For at least the past two weeks, my daughter has been saying a couple of times a day, "I am kind of excited about summer camp, but I kinda don't want to go." I keep telling her "I know, you're conflicted, but you're going to go, and I think once you settle in you will love it. That's why we're sending you."
Then the past two days, as it drew even nearer, it was mostly, "I know I have to go to summer camp, but I wish I could stay home." Again, I simply agreed. Yes, you are nervous. Yes, you have to go anyway.
It's our first sleep-away camp. Our son will possibly never be ready for it (or rather, I can't imagine the underpaid teen counselor who will be ready for him), but my daughter, despite her well-earned separation anxiety, is more mellow. Plus, horses. I was so excited to find a horse camp we could afford, within a reasonable drive, and not completely skeevy, even if it is more bible-oriented than what we'd choose if money were no object. She was dancing with joy when I told her she could go, but got more and more nervous as the time approached.
I LOVED camp as a kid. Of course, I didn't have separation issues, my big sisters (and mom and grandma) had already filled my head with wonderful camp stories and camp songs, and I always went with a friend. I really do think she'll love it too. That is why we're sending her.
But what I didn't expect was how I felt as we drove away. No tears, but a huge rock in my chest and a pain in my gut. It reminded me of the scene in "Brokeback Mountain" where either Jack or Ennis (I suspect Ennis; he was always more repressed) vomits violently after saying goodbye to the other, and has no idea why his body is so freaked out. My body did NOT think I should be driving away from my sweet pea.

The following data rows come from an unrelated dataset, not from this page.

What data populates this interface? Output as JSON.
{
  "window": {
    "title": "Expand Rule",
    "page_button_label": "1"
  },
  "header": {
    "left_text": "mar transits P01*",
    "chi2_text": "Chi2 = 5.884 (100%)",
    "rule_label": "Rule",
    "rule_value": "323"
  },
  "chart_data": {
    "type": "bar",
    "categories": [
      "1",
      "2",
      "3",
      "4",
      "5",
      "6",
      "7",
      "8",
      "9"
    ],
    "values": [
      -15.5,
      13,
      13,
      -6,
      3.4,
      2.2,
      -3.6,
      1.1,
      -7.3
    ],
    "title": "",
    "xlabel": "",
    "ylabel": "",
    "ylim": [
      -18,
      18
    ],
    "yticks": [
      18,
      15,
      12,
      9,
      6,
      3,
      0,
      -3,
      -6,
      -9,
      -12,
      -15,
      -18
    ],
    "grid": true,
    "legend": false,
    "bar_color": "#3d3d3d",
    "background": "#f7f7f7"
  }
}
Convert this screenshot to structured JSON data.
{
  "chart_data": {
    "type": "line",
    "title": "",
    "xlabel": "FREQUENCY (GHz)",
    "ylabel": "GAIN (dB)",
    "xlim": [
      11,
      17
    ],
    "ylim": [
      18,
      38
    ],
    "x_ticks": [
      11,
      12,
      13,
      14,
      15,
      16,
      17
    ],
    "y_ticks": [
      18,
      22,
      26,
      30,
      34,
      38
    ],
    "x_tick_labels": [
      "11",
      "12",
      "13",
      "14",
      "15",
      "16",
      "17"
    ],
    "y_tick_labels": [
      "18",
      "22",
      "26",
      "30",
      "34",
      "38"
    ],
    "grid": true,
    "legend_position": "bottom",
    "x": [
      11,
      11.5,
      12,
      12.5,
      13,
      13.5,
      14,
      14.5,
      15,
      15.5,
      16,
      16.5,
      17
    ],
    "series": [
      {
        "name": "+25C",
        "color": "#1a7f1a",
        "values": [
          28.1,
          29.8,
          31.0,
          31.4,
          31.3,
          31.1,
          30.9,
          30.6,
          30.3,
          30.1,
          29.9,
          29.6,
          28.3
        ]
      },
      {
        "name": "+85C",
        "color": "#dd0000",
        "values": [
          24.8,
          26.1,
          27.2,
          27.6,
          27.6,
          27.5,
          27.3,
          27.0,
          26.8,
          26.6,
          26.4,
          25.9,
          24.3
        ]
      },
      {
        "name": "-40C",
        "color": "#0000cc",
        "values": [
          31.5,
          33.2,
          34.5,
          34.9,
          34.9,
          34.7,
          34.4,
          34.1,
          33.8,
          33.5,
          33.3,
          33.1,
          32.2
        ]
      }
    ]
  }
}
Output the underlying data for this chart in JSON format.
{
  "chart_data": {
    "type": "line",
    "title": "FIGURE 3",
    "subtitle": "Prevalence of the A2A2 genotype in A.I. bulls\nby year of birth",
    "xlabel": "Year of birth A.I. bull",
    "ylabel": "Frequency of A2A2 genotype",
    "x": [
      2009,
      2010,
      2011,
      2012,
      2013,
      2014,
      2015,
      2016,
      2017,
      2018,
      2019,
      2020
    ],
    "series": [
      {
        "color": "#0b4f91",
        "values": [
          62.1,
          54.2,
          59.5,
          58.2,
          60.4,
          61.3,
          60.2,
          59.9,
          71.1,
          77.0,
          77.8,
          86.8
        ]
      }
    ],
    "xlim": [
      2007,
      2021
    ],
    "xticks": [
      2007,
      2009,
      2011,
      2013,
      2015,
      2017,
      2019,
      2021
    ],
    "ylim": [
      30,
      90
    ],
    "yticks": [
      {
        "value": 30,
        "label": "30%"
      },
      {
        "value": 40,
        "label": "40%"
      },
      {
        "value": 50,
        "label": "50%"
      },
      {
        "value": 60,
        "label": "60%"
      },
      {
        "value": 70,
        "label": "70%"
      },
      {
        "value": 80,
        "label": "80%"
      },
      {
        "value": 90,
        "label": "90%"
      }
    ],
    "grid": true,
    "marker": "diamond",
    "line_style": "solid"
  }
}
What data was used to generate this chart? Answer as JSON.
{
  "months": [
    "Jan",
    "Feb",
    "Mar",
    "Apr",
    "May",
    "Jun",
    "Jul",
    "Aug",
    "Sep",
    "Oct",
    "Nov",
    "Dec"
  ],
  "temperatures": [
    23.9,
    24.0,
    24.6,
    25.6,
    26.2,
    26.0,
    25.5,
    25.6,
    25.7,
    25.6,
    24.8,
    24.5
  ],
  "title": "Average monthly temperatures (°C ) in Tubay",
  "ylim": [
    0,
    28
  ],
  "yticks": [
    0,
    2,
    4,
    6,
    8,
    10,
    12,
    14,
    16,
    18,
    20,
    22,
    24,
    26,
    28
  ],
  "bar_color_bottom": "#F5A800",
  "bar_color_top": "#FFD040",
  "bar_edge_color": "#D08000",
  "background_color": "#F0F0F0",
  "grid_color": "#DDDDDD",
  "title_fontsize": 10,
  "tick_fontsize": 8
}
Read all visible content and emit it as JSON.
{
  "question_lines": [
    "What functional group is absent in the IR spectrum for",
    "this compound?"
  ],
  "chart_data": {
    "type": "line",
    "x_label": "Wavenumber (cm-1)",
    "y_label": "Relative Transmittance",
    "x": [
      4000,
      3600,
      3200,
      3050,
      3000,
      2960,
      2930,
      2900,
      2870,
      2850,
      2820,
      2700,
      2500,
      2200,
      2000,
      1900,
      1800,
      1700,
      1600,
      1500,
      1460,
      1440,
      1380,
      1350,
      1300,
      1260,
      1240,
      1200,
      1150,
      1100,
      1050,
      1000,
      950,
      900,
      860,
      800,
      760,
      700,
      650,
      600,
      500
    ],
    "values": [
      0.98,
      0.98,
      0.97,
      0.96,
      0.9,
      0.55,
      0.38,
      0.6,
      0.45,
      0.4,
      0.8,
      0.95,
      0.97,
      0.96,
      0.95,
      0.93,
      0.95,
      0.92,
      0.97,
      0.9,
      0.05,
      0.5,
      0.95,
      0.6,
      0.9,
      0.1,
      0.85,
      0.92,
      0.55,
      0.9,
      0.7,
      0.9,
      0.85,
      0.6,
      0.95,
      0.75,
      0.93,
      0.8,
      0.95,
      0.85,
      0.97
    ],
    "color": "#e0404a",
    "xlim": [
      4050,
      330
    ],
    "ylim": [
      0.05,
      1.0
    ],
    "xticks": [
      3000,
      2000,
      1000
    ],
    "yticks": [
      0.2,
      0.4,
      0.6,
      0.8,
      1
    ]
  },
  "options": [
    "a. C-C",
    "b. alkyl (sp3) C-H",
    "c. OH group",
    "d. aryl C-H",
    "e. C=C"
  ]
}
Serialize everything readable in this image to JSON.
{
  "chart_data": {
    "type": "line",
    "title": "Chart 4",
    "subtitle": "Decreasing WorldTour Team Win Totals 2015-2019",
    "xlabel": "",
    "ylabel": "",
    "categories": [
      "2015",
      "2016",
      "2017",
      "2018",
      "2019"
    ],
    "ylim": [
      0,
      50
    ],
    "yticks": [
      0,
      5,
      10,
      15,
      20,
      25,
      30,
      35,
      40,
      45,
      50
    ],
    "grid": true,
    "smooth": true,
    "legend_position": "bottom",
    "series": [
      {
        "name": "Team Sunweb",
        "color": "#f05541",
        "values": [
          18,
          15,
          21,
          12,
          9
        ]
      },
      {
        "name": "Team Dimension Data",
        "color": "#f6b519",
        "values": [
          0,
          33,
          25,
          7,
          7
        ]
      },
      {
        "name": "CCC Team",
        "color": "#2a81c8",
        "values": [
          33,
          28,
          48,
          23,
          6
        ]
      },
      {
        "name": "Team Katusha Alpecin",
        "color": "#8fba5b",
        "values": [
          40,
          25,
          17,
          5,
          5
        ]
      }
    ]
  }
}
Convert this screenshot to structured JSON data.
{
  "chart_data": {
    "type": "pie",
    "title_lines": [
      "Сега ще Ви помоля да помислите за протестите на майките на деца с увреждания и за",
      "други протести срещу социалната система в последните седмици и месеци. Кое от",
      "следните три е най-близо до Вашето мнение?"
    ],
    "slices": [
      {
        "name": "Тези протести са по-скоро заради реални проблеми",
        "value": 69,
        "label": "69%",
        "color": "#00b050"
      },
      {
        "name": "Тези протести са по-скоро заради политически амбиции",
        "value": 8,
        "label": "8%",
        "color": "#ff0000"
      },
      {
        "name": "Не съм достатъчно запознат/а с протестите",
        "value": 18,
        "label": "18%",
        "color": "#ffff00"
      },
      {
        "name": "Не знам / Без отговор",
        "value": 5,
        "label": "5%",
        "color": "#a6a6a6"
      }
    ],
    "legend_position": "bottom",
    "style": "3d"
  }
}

It will be a good week, I'm sure. Having only one kid to focus on--the one who struggles to get enough positive attention--will be great. Having some actual kid-free time when our son is at summer school in the afternoon should let me get some reading/writing/blogging done, and my husband and I have plans to go blackberry picking so he can make the port-style berry wine all of our friends and relatives adore. In the meantime, our daughter will be immersed in horses, and swimming, and stargazing, and campfire songs.
I just didn't realize that all those reassurances were for me as much as for her.
If my title makes no sense, I was alluding to the classic anti-camp song, "Hello Muddah, Hello Faddah."
Fun fact: I once played in an orchestra that played "Dance of the Hours," which is where this tune comes from. Who knew?